At this point, we’re all familiar with artificial intelligence and the potential issues with overreach, privacy, plagiarism, misinformation, and potential loss of work for actual humans. Not to mention just the general ick factor of it all.
But you may not be aware that AI could potentially cause energy consumption to skyrocket so much that existing power grids can’t keep up. For example, just one single training run for an AI engine like Bard or ChatGPT consumes as much power as 120 consume households in an entire year. One of these AI companies can require more power than an entire city like San Francisco just to train its engines. The current GPUs and CPUs are designed for gaming, not AI. For AI, you need hundreds of servers running in parallel, which is a big challenge.
New architecture is being developed, but the current infrastructure is struggling to keep up with demand.
Is AI using stretching data centers to their limits?
I recently spoke with Bill Haskell, CEO of Innventure, a platform that invents and builds companies. Recently, Innventure has been working with a company in Austin, Texas that provides cooling for data centers. He shared with me the following:
- Energy from data centers consumes ~ 3% of the global power grid.
- Cooling represents 40% of the total power requirement which is ~ 1.2% of the global power grid.
- A single training run from an AI engine consumes power equivalent to that utilized by 120 average households for a year.
- Processors have historically grown at a 6-7% CAGR – some are forecasting a growth to 15% CAGR due to AI utilization.
- Processing power is not the only bottleneck. Network bandwidth required to transfer data from one processor to another is an additional constraint.
- Current CPU/GPU architecture is not optimized for AI algorithms. More parallel computing is required and may include up to 100 processors working together.
- AI computing demand is doubling every 3.4 months, outstripping Moore’s Law.

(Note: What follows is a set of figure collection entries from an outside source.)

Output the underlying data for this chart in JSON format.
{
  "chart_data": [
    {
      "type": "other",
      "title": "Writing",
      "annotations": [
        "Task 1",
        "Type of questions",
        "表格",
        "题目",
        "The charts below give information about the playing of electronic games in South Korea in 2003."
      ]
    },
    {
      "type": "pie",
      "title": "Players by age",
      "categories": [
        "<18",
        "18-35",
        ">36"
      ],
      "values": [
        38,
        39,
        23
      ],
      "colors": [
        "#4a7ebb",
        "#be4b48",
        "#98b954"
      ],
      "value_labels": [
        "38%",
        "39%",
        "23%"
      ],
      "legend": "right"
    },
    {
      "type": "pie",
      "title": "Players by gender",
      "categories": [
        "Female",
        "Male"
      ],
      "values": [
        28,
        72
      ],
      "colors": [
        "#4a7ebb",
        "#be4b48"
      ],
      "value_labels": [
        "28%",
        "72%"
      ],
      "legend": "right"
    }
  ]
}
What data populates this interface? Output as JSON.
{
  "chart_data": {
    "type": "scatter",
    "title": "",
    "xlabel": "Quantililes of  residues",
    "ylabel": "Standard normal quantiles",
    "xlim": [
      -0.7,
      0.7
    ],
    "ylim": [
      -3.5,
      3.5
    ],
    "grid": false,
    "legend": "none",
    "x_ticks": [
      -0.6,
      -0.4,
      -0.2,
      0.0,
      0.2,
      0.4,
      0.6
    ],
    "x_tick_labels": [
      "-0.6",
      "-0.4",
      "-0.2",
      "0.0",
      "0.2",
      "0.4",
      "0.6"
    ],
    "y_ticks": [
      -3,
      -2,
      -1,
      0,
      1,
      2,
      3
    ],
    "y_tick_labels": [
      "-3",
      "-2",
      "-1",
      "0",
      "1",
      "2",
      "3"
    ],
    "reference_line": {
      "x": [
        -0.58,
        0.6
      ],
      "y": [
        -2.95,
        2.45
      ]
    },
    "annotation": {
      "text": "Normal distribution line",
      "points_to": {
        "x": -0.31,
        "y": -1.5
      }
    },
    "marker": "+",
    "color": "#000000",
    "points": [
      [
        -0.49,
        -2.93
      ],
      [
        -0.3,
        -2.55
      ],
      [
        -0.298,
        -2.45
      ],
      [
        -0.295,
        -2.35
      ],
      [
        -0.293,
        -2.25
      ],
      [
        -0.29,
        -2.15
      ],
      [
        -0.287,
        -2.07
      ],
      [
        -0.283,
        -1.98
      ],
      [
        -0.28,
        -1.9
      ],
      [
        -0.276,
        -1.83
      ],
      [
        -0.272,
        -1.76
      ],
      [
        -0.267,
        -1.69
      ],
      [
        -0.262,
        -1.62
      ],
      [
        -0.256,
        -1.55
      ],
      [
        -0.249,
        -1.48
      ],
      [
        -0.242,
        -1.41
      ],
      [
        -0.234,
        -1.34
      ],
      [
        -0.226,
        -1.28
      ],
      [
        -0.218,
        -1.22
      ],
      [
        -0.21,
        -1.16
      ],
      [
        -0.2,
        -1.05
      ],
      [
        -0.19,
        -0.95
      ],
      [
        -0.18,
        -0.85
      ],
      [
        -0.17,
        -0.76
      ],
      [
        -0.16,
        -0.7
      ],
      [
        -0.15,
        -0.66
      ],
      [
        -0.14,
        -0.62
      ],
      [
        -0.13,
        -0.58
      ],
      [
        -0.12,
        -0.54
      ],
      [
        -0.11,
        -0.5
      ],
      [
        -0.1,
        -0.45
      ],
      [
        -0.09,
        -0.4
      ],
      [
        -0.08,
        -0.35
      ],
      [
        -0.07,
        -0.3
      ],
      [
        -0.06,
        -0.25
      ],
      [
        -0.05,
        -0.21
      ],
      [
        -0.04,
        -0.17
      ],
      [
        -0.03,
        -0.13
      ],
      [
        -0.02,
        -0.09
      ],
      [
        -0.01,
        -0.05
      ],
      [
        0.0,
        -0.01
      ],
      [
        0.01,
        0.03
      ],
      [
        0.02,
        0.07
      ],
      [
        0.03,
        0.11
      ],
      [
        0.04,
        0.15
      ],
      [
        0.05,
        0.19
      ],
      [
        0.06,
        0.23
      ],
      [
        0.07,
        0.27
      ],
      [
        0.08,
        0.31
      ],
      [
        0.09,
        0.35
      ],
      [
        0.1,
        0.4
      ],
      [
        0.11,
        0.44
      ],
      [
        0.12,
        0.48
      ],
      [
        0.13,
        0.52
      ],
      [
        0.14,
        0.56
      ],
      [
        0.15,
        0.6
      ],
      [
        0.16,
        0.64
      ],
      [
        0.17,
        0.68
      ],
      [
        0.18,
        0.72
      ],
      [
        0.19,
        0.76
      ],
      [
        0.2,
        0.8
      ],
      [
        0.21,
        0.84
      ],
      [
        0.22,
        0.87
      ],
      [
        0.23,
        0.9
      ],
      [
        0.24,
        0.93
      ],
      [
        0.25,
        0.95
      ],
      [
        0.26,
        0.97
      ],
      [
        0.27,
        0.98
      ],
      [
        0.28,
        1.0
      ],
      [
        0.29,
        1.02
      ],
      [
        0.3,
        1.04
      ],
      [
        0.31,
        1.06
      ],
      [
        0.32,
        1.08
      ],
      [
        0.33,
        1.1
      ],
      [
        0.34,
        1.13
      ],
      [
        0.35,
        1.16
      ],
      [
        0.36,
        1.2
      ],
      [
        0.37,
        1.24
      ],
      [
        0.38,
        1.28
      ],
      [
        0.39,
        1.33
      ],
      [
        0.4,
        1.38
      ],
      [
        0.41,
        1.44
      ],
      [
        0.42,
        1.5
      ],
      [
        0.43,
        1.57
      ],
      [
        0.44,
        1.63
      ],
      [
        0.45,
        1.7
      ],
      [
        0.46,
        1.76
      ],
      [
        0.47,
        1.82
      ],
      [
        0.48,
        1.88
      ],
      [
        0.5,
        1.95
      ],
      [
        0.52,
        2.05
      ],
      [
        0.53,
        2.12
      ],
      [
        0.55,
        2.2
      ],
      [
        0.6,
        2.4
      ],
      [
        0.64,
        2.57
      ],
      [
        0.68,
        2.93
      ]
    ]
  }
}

The reason AI engines require so much training (and therefore power) is that they don’t have contextual abilities that humans do. The example that Bill Haskell shared with me: if you see one side of a cat, you know that the other side of the cat will look pretty similar. But an algorithm lacks this ability and will need to see thousands of cat pictures to decide what the other side should look like.
AI is getting better and better at this, and will someday gain that contextual element. But right now, training AI is an extremely power intensive process. Manufacturers are scrambling to produce faster and faster chips. The faster the chips, the hotter the chips, and more cooling is required. Cooling is 40% of the entire energy expenditure of a data center. According to Haskell, we are reaching the thermal wall, or the limit beyond which air conditioning can cool the chips. The world has moved to liquid cooling, which brings its own issues as it requires the use of a lot of water.
Is there a better way to manage or offset AI power consumption?
I also touched base with Thomas G. Dietterich, Distinguished Professor, School of Electrical Engineering and Computer Science at Oregon State University, and he was a little bit more optimistic on AI technology’s impact on the future of energy consumption.
“There has been a steady flow of new developments in low-precision computation for deep learning, improved data selection, efficient fine tuning algorithms, and so on,” he explains.
“The power efficiency of specialized neural computation chips is also rapidly improving. Finally, moving AI processing into data centers is helping reduce the carbon footprint of AI because the data centers are operated extremely efficiently and many of them use green energy sources. The big data center operators are locating new data centers in areas with large green power resources.
“I’m optimistic that we will find ways to gain multiple orders of magnitude in reduced power consumption for current loads, and it is within our reach to achieve zero carbon data centers. I also want to raise the issue of whether we should continue to have a ‘shortage mindset’. Advances in green power technologies may give us an economy in which power is much cheaper and more plentiful than it is today. We should work for a world of energy abundance.”
He goes on to suggest that perhaps technology companies could raise people’s awareness by including a “personal carbon footprint” (PCF) display when people use these tools. Professor Dietterich asserts, “A key bottleneck in making the transition to green power is the lack of long-distance transmission lines. Building these and expanding green power infrastructure is a much more important factor than AI power consumption in managing future climate.”
“I do think that now is the time to start raising awareness and being conscious of how our increased use of AI is impacting the environment. While it may be possible to offset this massive jump in power needed to fuel AI engines, we need to start working on greener solutions sooner rather than later.”
How will Apple respond to the increased power demand?
Apple is known for greener solutions, and in fact, has formally committed to be 100% carbon neutral for its supply chain and products by 2030. I expect that Apple will incorporate more and more AI into its software in the years to come, so Apple will need to take that increased energy demand into account when fulfilling this promise.
Whether Apple keeps this promise, and whether other tech giants get on board, remains to be seen. But given Apple’s history, I’m hopeful that Apple will rise to the challenge and set a positive example for other technology companies to follow suit.